Thales se encogió de hombros con risita de conejo y volviendo las palmas hacia fuera:

– Para conseguir el objetivo, cualquier medio nos sirve, ¿lo entendéis?

Anne sólo podía adherirse a esta opinión, pero calló. Demasiadas cosas pasaban por su cabeza. Finalmente preguntó a Thales:

– ¿Qué han hecho con Guido, con Vossius y con Guthmann? ¡Quiero una respuesta!

Entonces a Thales se le ofuscó la expresión del rostro y dijo:

– A algo tenéis que acostumbraros: en Leibethra no se hacen preguntas, se obedece. En este aspecto somos una orden cristiana muy normal. Pero sólo en este aspecto.

– Tuve una conversación con el profesor Guthmann -empezó Anne.

– Con el hermano Menas -corrigió Thales, y añadió-: lo sé.

– No parecía tener mucha confianza.

– ¿Debía parecerlo?

– Tengo la impresión de que Guthmann tiene miedo.

– Menas es un cobarde.

– Pero un importante científico.

– Según se mire.

– Y ustedes necesitan su experiencia.

– Así es.

– ¿No cree usted que ha llegado el momento de decirme la verdad?

– Ya hacéis otra pregunta -replicó Thales-. Por lo demás, ya conocéis la verdad. Sabéis de qué se trata: en una tumba se halló un pergamino copto y en este pergamino está escrito un quinto evangelio. Por desgracia la importancia de este escrito no se conoció hasta mucho después de que sus fragmentos fueran diseminados por el mundo. -Thales se dirigió a la ventana y cruzó los brazos en la espalda. Mirando afuera, continuó-: Este papel es capaz de quebrar el poder de la Iglesia católica. ¡Con este pergamino destruiremos la Iglesia!

La voz de Thales sonó fuerte y amenazadora, como nunca la había oído.

– Tampoco soy devota de la Iglesia -observó Anne-, pero en vuestras palabras habla un odio abismal.

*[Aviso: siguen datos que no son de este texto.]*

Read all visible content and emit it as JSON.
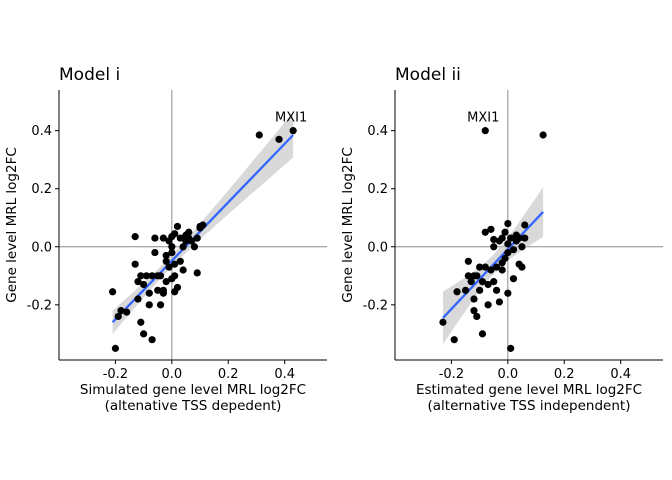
{
  "chart_data": [
    {
      "type": "scatter",
      "title": "Model i",
      "xlabel": "Simulated gene level MRL log2FC",
      "xlabel_sub": "(altenative TSS depedent)",
      "ylabel": "Gene level MRL log2FC",
      "xlim": [
        -0.4,
        0.55
      ],
      "ylim": [
        -0.39,
        0.54
      ],
      "xticks": [
        -0.2,
        0.0,
        0.2,
        0.4
      ],
      "yticks": [
        -0.2,
        0.0,
        0.2,
        0.4
      ],
      "xtick_labels": [
        "-0.2",
        "0.0",
        "0.2",
        "0.4"
      ],
      "ytick_labels": [
        "-0.2",
        "0.0",
        "0.2",
        "0.4"
      ],
      "reference_lines": {
        "x": 0,
        "y": 0
      },
      "grid": false,
      "point_color": "#000000",
      "fit": {
        "method": "linear",
        "color": "#3366ff",
        "x": [
          -0.21,
          0.43
        ],
        "y": [
          -0.26,
          0.385
        ],
        "ci_color": "#bfbfbf"
      },
      "annotations": [
        {
          "text": "MXI1",
          "x": 0.43,
          "y": 0.4
        }
      ],
      "points": [
        {
          "x": 0.43,
          "y": 0.4
        },
        {
          "x": 0.38,
          "y": 0.37
        },
        {
          "x": 0.31,
          "y": 0.385
        },
        {
          "x": -0.21,
          "y": -0.155
        },
        {
          "x": -0.2,
          "y": -0.35
        },
        {
          "x": -0.19,
          "y": -0.24
        },
        {
          "x": -0.18,
          "y": -0.22
        },
        {
          "x": -0.13,
          "y": 0.035
        },
        {
          "x": -0.13,
          "y": -0.06
        },
        {
          "x": -0.12,
          "y": -0.12
        },
        {
          "x": -0.12,
          "y": -0.18
        },
        {
          "x": -0.11,
          "y": -0.1
        },
        {
          "x": -0.11,
          "y": -0.26
        },
        {
          "x": -0.1,
          "y": -0.3
        },
        {
          "x": -0.1,
          "y": -0.13
        },
        {
          "x": -0.09,
          "y": -0.1
        },
        {
          "x": -0.08,
          "y": -0.2
        },
        {
          "x": -0.07,
          "y": -0.1
        },
        {
          "x": -0.07,
          "y": -0.32
        },
        {
          "x": -0.06,
          "y": -0.02
        },
        {
          "x": -0.06,
          "y": 0.03
        },
        {
          "x": -0.05,
          "y": -0.15
        },
        {
          "x": -0.05,
          "y": -0.1
        },
        {
          "x": -0.04,
          "y": -0.1
        },
        {
          "x": -0.04,
          "y": -0.2
        },
        {
          "x": -0.03,
          "y": -0.16
        },
        {
          "x": -0.03,
          "y": 0.03
        },
        {
          "x": -0.02,
          "y": -0.05
        },
        {
          "x": -0.02,
          "y": -0.12
        },
        {
          "x": -0.01,
          "y": -0.07
        },
        {
          "x": -0.01,
          "y": 0.02
        },
        {
          "x": 0.0,
          "y": -0.02
        },
        {
          "x": 0.0,
          "y": -0.11
        },
        {
          "x": 0.0,
          "y": 0.035
        },
        {
          "x": 0.01,
          "y": -0.06
        },
        {
          "x": 0.01,
          "y": -0.1
        },
        {
          "x": 0.01,
          "y": 0.045
        },
        {
          "x": 0.02,
          "y": -0.14
        },
        {
          "x": 0.02,
          "y": 0.07
        },
        {
          "x": 0.03,
          "y": -0.05
        },
        {
          "x": 0.03,
          "y": 0.03
        },
        {
          "x": 0.04,
          "y": -0.08
        },
        {
          "x": 0.04,
          "y": 0.0
        },
        {
          "x": 0.05,
          "y": 0.04
        },
        {
          "x": 0.05,
          "y": 0.02
        },
        {
          "x": 0.06,
          "y": 0.03
        },
        {
          "x": 0.06,
          "y": 0.05
        },
        {
          "x": 0.07,
          "y": 0.02
        },
        {
          "x": 0.08,
          "y": 0.0
        },
        {
          "x": 0.09,
          "y": -0.09
        },
        {
          "x": 0.09,
          "y": 0.03
        },
        {
          "x": 0.1,
          "y": 0.07
        },
        {
          "x": 0.1,
          "y": 0.065
        },
        {
          "x": 0.11,
          "y": 0.075
        },
        {
          "x": -0.16,
          "y": -0.225
        },
        {
          "x": -0.08,
          "y": -0.16
        },
        {
          "x": -0.02,
          "y": -0.03
        },
        {
          "x": 0.01,
          "y": -0.155
        },
        {
          "x": -0.03,
          "y": -0.15
        },
        {
          "x": 0.0,
          "y": 0.0
        }
      ]
    },
    {
      "type": "scatter",
      "title": "Model ii",
      "xlabel": "Estimated gene level MRL log2FC",
      "xlabel_sub": "(alternative TSS independent)",
      "ylabel": "Gene level MRL log2FC",
      "xlim": [
        -0.4,
        0.55
      ],
      "ylim": [
        -0.39,
        0.54
      ],
      "xticks": [
        -0.2,
        0.0,
        0.2,
        0.4
      ],
      "yticks": [
        -0.2,
        0.0,
        0.2,
        0.4
      ],
      "xtick_labels": [
        "-0.2",
        "0.0",
        "0.2",
        "0.4"
      ],
      "ytick_labels": [
        "-0.2",
        "0.0",
        "0.2",
        "0.4"
      ],
      "reference_lines": {
        "x": 0,
        "y": 0
      },
      "grid": false,
      "point_color": "#000000",
      "fit": {
        "method": "linear",
        "color": "#3366ff",
        "x": [
          -0.23,
          0.125
        ],
        "y": [
          -0.245,
          0.12
        ],
        "ci_color": "#bfbfbf"
      },
      "annotations": [
        {
          "text": "MXI1",
          "x": -0.08,
          "y": 0.4
        }
      ],
      "points": [
        {
          "x": -0.08,
          "y": 0.4
        },
        {
          "x": 0.125,
          "y": 0.385
        },
        {
          "x": -0.23,
          "y": -0.26
        },
        {
          "x": -0.19,
          "y": -0.32
        },
        {
          "x": -0.18,
          "y": -0.155
        },
        {
          "x": -0.15,
          "y": -0.15
        },
        {
          "x": -0.14,
          "y": -0.05
        },
        {
          "x": -0.14,
          "y": -0.1
        },
        {
          "x": -0.13,
          "y": -0.12
        },
        {
          "x": -0.12,
          "y": -0.18
        },
        {
          "x": -0.12,
          "y": -0.22
        },
        {
          "x": -0.11,
          "y": -0.24
        },
        {
          "x": -0.11,
          "y": -0.1
        },
        {
          "x": -0.1,
          "y": -0.07
        },
        {
          "x": -0.1,
          "y": -0.15
        },
        {
          "x": -0.09,
          "y": -0.3
        },
        {
          "x": -0.09,
          "y": -0.12
        },
        {
          "x": -0.08,
          "y": -0.07
        },
        {
          "x": -0.08,
          "y": 0.05
        },
        {
          "x": -0.07,
          "y": -0.13
        },
        {
          "x": -0.07,
          "y": -0.2
        },
        {
          "x": -0.06,
          "y": 0.06
        },
        {
          "x": -0.06,
          "y": -0.08
        },
        {
          "x": -0.05,
          "y": 0.025
        },
        {
          "x": -0.05,
          "y": -0.12
        },
        {
          "x": -0.04,
          "y": -0.07
        },
        {
          "x": -0.04,
          "y": -0.15
        },
        {
          "x": -0.03,
          "y": 0.02
        },
        {
          "x": -0.03,
          "y": -0.19
        },
        {
          "x": -0.02,
          "y": 0.03
        },
        {
          "x": -0.02,
          "y": -0.08
        },
        {
          "x": -0.01,
          "y": -0.04
        },
        {
          "x": -0.01,
          "y": 0.05
        },
        {
          "x": 0.0,
          "y": 0.08
        },
        {
          "x": 0.0,
          "y": -0.02
        },
        {
          "x": 0.0,
          "y": -0.16
        },
        {
          "x": 0.01,
          "y": 0.03
        },
        {
          "x": 0.01,
          "y": -0.35
        },
        {
          "x": 0.02,
          "y": -0.01
        },
        {
          "x": 0.02,
          "y": -0.11
        },
        {
          "x": 0.03,
          "y": 0.04
        },
        {
          "x": 0.03,
          "y": 0.02
        },
        {
          "x": 0.04,
          "y": -0.06
        },
        {
          "x": 0.04,
          "y": 0.03
        },
        {
          "x": 0.05,
          "y": 0.0
        },
        {
          "x": 0.05,
          "y": -0.07
        },
        {
          "x": 0.06,
          "y": 0.03
        },
        {
          "x": 0.06,
          "y": 0.075
        },
        {
          "x": -0.02,
          "y": -0.055
        },
        {
          "x": -0.12,
          "y": -0.1
        },
        {
          "x": -0.05,
          "y": 0.0
        },
        {
          "x": 0.0,
          "y": 0.01
        }
      ]
    }
  ]
}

– ¿Odio? -respondió Thales-. Es más que odio, es desprecio. El hombre es un ser divino. Pero aquellos que se atreven a hablar en nombre de Dios niegan todo lo divino. Dos mil años de historia eclesiástica no son sino dos mil años de humillación, explotación y lucha contra el progreso. Los clérigos han construido enormes catedrales centenarias, en honor de Dios, según decían; en realidad, detrás se ocultaba la idea de oprimir a los cristianos, ponerles ante los ojos su pequeñez y su insignificancia. La insignificancia impide pensar, y pensar es veneno para la Iglesia. La Iglesia se mantiene viva a base de órdenes. Su doctrina consiste simplemente en mandar y obedecer. Y todo bajo una divisa: la fe. Creer es más fácil que pensar. Quien en asuntos de fe pregunte a la razón, obtendrá respuestas no cristianas. Y éste es el motivo por el cual la Iglesia, desde su fundación, se opone al progreso y a la ciencia. El creer se acaba cuando empieza el saber. Todos los disparates que propaga la Iglesia hasta ahora se purificaban con una palabra mágica: fe. A quien se declaraba contra la Iglesia, se le certificaba: le falta la fe. Y contra la fe no existen pruebas, sólo contra la incredulidad. -Thales se giró hacia Anne-: Este pergamino es, para la Iglesia, el explosivo que de un día a otro destruirá su poder, ¿lo entendéis?

– Os ofrezco un millón -oyó decir a Thales-. Pensadlo bien. Más pronto o más tarde conseguiremos de todos modos apoderarnos del papel. Pero entonces ya no os servirá de nada. -Luego Thales abandonó la habitación y sus pasos resonaron en el largo pasillo.

Si era cierto lo que Thales decía, si el pergamino era un explosivo, entonces este documento tenía mucho más valor para la Iglesia romana que para los órficos. Anne se horrorizó de jugar con esta idea.

13

Si bien ahora sabía lo que pretendían los órficos, sobre Guido no había averiguado nada. Pero allí estaba su indumentaria, sus pantalones y su chaqueta, y mientras temerosa los miraba fijamente, como esperando que adquiriesen vida, le vino la idea, a falta de sus propios vestidos, de ponérselos y explorar por sí misma la ciudad alta de Leibethra.